Aktuelles aus der Branche

23.02.2021
erschienen in GIESSEREI Heft 3|2021

Ausbildungsumfang bleibt trotz Krise gleich

In der Ausbildungswerkstatt bearbeitet ein Azubi ein Werkstück. Der Werkstoffexperte Trimet hält sein bisheriges Ausbildungsengagement aufrecht (Foto: trimet).

> TRIMET: Die Trimet Aluminium SE bildet weiter im Umfang der Vorjahre aus. Auch in diesem Jahr bietet der Werkstoffhersteller an vier Produktionsstandorten in Deutschland jungen Menschen insgesamt 35 Ausbildungsplätze für kaufmännische und technische Berufe.
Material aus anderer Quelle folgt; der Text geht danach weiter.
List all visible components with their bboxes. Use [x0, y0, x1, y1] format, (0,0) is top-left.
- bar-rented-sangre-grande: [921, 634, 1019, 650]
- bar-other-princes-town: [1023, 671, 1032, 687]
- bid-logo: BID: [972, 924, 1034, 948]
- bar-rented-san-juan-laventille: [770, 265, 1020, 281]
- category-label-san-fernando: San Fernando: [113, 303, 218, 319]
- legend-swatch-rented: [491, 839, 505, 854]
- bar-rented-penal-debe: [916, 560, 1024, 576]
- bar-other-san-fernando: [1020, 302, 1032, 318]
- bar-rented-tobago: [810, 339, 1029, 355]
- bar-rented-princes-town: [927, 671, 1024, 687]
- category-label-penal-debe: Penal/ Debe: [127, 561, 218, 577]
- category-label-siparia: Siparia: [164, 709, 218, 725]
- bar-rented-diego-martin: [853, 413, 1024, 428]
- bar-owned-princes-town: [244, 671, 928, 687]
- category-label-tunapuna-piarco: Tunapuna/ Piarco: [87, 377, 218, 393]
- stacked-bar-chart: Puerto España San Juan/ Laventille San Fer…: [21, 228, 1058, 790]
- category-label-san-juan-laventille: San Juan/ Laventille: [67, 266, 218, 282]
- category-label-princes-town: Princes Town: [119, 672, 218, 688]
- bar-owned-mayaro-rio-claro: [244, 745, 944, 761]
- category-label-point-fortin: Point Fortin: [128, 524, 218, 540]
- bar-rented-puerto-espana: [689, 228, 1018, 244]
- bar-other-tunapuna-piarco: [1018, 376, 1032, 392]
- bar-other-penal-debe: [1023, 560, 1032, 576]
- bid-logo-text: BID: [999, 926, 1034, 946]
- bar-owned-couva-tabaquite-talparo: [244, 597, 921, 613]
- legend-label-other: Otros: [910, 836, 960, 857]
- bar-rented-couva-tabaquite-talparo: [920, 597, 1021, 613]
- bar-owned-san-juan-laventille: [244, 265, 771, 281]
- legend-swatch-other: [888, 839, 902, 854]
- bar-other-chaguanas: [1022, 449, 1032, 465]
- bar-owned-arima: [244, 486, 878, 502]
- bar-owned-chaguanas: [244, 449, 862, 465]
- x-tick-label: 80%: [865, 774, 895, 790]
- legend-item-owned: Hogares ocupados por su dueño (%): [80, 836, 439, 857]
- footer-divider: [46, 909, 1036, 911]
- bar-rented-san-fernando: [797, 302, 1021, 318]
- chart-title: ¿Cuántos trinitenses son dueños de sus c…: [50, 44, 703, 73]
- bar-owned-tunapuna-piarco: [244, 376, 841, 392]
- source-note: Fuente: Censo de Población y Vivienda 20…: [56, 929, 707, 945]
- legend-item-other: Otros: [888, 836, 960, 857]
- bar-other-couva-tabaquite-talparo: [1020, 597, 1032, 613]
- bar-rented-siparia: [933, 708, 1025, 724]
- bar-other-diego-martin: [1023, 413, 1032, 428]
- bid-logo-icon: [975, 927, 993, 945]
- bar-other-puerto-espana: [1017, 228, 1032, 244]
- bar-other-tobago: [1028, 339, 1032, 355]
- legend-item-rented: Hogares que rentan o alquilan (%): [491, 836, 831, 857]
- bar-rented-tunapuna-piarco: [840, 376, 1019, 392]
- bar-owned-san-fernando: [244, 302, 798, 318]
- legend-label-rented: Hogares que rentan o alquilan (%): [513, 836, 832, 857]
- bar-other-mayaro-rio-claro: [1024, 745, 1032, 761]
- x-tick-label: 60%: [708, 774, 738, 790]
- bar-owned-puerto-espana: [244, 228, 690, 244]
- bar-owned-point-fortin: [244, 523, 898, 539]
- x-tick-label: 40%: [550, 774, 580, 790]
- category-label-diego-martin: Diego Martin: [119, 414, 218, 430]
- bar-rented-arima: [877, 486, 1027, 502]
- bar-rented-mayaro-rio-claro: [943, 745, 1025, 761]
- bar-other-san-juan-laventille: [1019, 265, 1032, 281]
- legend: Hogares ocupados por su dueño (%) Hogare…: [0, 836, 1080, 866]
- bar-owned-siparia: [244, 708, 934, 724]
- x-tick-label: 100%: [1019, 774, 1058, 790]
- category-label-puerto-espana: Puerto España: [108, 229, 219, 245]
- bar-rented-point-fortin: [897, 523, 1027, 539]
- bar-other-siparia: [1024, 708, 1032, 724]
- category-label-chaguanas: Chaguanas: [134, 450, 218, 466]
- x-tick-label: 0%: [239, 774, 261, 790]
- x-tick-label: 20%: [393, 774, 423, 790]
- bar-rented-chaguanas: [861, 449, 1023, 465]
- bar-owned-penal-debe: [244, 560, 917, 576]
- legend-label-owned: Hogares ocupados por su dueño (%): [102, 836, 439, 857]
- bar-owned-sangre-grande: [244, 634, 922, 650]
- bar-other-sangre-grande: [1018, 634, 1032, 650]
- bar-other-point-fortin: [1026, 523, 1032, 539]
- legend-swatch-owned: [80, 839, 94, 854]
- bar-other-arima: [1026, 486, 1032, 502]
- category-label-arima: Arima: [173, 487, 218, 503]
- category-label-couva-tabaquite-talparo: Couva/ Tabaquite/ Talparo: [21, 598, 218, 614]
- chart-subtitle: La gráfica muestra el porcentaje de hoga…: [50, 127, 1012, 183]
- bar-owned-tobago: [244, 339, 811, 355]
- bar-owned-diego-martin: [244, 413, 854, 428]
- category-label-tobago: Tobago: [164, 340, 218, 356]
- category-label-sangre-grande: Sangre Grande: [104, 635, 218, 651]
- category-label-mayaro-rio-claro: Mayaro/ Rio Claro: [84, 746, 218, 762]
Die Mehrzahl der Stellen für den Ausbildungsstart im Spätsommer ist bereits besetzt.

Für die Auswahl ihres Nachwuchses nimmt sich die Trimet viel Zeit, die Gespräche mit möglichen Kandidatinnen und Kandidaten beginnen bereits im Oktober des Vorjahres. Die sorgfältige Vorbereitung kommt beiden Seiten zugute. Schließlich werden Trimet-Azubis nach Abschluss ihrer Ausbildung vom Familienunternehmen übernommen. Diesem Prinzip will das Unternehmen auch in Zukunft folgen. „Wir versorgen unsere Kunden weiter im vollen Umfang mit Aluminium. Für diese Verlässlichkeit sorgen unsere qualifizierten Mitarbeiterinnen und Mitarbeiter. Um Kontinuität zu sichern, bleiben wir dem Grundsatz treu, unseren Nachwuchs selbst auszubilden“, sagt Philipp Schlüter, Vorsitzender des Vorstands des Unternehmens.

Bei Trimet in Deutschland absolvieren derzeit 98 junge Frauen und Männer ihre Ausbildung. Für den Ausbildungsstart im Jahr 2022 stellt sich das Unternehmen auf einen aufwendigeren Auswahlprozess der Bewerberinnen und Bewerber ein. Grund ist der, dass derzeit Berufsinformationsveranstaltungen und Praktika kaum möglich sind, und die Schulabgänger des kommenden Jahres ihre Berufswahl daher mit weniger Vorkenntnissen treffen müssen.